Drewery Ln off Lonsdale St offers a variety of sections for green walls & vertical gardens whilst being nearby to some high traffic areas (556, 411, 549) and within 2 blocks of a high PM level reading (28.83). View

Location 4

Sugden place off of Little Collins Street. There is very little vegetation in this part of the city and there is a large span of bare wall at this location. Installing a green wall here would provide wildlife with a valuable refuge. View

Location 5

Goldie Pl off Lonsdale St presents a large unused wall space that could serve as a large greenwall, located only streets away from a high PM level (28.83). View

Location 6

Another location on Little Collins Street. The unvegetated nature of the street would be greatly improved with multiple green walls, increasing visual amenity and attracting foot traffic. The sensor to the east has a mean PM10 reading of 27.5. View

Location 7

This location is on the corner of Little Collins and Collins Way. The walls and roof of this Woolworths Metro could support a wealth of plants, further revitalising the street. A pedestrian sensor around the corner records low levels of foot traffic. This could be improved with greater visual amenity in the area. View

Mapping the identified green wall locations

Now that we've identified seven ideal locations, let's plot them on a map and see what they look like in Google Street View.

In [ ]:
# Adding the potential locations latitude, longitude and street view link to specific wall/area so we can add them to the map

locations = [[-37.8180118, 144.964813, "https://goo.gl/maps/a2e2zJFYzybi9PDU7"], 
             [-37.8121325, 144.9625511, "https://goo.gl/maps/zxXnWR1r2VaRzG5t9"], 
             [-37.8116269, 144.9642739, "https://goo.gl/maps/1Er5qoaDxuZXrVtx5"], 
             [-37.8147010, 144.9652391, "https://goo.gl/maps/gB7HjgqfTCupdjXQA"],  
             [-37.8129905, 144.9604249, "https://goo.gl/maps/wpC8dLiCva5krZw96"],
             [-37.8138221, 144.9684325, "https://goo.gl/maps/dE4ARXeGvmkXtR6c7"],
             [-37.8155859, 144.9622939, "https://goo.gl/maps/XHkU7A1SXHNqGxjFA"]
             
            ]

# Create another base map with style and zoom level.
f2 = folium.Figure(width=1000, height=600)
m2 = folium.Map(location=[-37.81368709240999, 144.95738102347036], tiles = 'CartoDB positron', zoom_start=15,width=1000, height=600)

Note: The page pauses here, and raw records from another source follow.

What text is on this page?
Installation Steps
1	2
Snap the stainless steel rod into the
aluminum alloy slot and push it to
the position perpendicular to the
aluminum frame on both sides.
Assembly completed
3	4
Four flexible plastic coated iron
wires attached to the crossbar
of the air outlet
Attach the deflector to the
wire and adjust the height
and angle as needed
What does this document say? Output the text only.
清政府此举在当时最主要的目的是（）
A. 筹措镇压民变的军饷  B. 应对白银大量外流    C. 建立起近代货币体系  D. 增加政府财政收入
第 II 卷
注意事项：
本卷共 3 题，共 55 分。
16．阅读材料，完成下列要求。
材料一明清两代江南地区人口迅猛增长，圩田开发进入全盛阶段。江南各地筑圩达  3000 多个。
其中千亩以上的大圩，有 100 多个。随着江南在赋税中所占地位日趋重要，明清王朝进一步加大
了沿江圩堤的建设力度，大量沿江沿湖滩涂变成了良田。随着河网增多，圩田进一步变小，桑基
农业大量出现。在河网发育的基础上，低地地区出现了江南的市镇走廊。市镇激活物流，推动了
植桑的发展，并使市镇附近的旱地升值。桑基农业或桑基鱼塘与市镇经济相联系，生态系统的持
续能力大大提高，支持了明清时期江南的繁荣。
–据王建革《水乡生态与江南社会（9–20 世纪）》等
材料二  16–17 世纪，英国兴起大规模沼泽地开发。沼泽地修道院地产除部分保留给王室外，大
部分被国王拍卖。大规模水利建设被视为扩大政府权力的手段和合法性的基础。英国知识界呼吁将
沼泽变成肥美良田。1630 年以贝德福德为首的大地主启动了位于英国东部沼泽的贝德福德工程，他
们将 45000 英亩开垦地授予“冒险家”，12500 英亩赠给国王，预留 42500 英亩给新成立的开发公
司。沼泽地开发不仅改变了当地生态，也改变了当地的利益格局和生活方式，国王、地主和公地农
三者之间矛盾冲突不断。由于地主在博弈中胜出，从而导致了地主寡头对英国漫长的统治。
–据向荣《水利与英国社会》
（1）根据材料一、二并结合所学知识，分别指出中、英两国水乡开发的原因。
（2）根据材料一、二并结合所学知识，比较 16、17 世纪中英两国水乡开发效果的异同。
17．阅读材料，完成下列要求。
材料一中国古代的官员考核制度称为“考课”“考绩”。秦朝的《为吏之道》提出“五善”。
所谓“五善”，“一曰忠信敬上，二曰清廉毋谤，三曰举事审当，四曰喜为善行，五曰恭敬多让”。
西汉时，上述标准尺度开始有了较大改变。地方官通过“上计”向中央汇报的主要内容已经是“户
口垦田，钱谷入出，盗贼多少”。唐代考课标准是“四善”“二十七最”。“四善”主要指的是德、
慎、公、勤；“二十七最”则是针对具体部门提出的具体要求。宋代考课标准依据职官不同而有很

# Feature Group for potential locations layer.
pl = folium.FeatureGroup(name="Potential Locations")

# Add potential locations and popup information (Location Number, Street View facing proposed area) to Feature Group.
for idx, locat in enumerate(locations):
    pl.add_child(
        folium.Marker(
            location = [locat[0], locat[1]],
            popup = ("Ideal&nbspGreen&nbspWall&nbspLocation&nbsp;" + str(idx + 1) + "<br><a href=" + locat[2] + " target=\"_blank\">Street&nbspView</a>"),
            icon = folium.Icon(color = 'lightgreen', prefix='fa', icon="fa-leaf")
        )
    )
# Add potential locations feature group to map.
m2.add_child(pl)

# Add layer control to map.
m2.add_child(folium.LayerControl())

#Add map to figure
m2.add_to(f2)

f2
Out[ ]:

We hope you've enjoyed this use case, and are inspired to use it to explore greening option for the city!